Le Livre Sixième s'intitule : Des Compensations qui s'attachent à la fortune. En voici un extrait choisi : Les hommes qui possèdent les dons de la fortune ont rarement de vrais amis. Le sort de l'homme qui jouit des biens de la fortune excite l’envie ; c’est une des compensations attachées à ces biens mêmes. Celui qui excite l’envie n’est pas aimé. A la vérité, parmi les hommes favorisés de la fortune, il en est, et peut-être en assez grand nombre, qui sont bien aises qu’on leur porte envie, qui considèrent même cette envie, qu’ils excitent, comme la principale jouissance attachée à leur état de prospérité. Ces hommes sont ceux sur qui la fortune a produit presque tous ses effets funestes. Leur âme est insensible, puisqu'ils peuvent se faire un plaisir de la peine qu’ils occasionnent ; de plus, elle manque de grandeur et d’étendue, puisqu'un avantage, qui n'est rien moins qu’un mérite, satisfait leur vanité. Ces hommes sont environnés de flatteurs, de courtisans avides, qu’ils reconnaissent ordinairement pour tels, et à qui ils craignent de se confier, mais qui, par cela même, leur ont donné l’habitude de croire que les hommes sans fortune ne s’attachent que par cupidité ; que même les hommes qui ont de la fortune désirent en avoir davantage, et n'ont pas d’autres motifs de s'attacher. Ne sont-ils pas bien malheureux, mon ami, de ne pouvoir croire a l’affection désintéressée, de ne pouvoir se persuader que, jusque dans les rangs inférieurs, il existe des âmes généreuses ? Tous les hommes qui ont reçu les dons de la fortune sont loin d’être compris parmi ceux que je viens de désigner. Il en est qui ont un bon cœur, une âme étendue, et qui savent aimer. Ceux-là trouvent des âmes généreuses qui s’attachent à eux pour leurs qualités, et non pour leur fortune ; ils ont alors, sur les hommes généreux et sans fortune, l’avantage de pouvoir favoriser le bonheur de leurs vrais amis. (pp. 139-140, édition originale, 1809).

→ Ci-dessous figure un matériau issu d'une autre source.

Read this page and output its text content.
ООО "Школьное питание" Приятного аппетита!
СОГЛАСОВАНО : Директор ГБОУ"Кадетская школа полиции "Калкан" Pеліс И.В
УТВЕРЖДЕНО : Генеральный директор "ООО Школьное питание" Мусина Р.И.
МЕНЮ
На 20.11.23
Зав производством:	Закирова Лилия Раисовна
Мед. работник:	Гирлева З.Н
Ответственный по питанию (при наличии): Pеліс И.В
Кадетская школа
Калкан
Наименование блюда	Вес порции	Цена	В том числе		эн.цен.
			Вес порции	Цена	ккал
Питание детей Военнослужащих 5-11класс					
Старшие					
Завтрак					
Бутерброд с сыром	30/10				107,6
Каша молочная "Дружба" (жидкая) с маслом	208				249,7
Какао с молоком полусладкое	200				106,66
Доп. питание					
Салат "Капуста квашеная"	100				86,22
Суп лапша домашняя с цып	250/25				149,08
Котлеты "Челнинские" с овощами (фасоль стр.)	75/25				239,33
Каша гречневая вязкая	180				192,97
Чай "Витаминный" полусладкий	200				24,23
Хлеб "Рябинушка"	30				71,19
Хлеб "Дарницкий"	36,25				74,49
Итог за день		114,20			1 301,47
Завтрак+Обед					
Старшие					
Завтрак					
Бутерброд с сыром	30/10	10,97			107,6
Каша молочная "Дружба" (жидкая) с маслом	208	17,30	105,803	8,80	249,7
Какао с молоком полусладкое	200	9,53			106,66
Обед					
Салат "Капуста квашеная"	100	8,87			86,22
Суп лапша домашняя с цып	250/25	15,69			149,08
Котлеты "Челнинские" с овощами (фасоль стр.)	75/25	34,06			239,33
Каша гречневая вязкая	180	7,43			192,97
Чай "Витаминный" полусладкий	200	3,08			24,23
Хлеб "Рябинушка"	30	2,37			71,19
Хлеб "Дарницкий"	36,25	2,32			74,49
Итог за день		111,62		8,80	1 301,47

Outre l'édition originale de 1809 il a été fait une deuxième édition en 1810 (imprimée chez Leblanc également) en 3 volumes in-8. Elle comprend 2 volumes d'applications de la philosophie de l'auteur. La troisième édition date de 1818 (Paris, Ledoux et Tenré) et est également en 3 volumes in-8. La quatrième édition est en 3 volumes in-12 et date de 1825, avec portrait. Une cinquième édition posthume paraîtra chez Firmin Didot en 1846, revue avec soin sur un exemplaire annoté par l'auteur, précédée d'une notice sur sa vie et ses ouvrages et ornée de son portrait (1 volume petit in-8 de XLVIII-528 pages.
Bel exemplaire d'un ouvrage curieux, ici très bien relié à l'époque.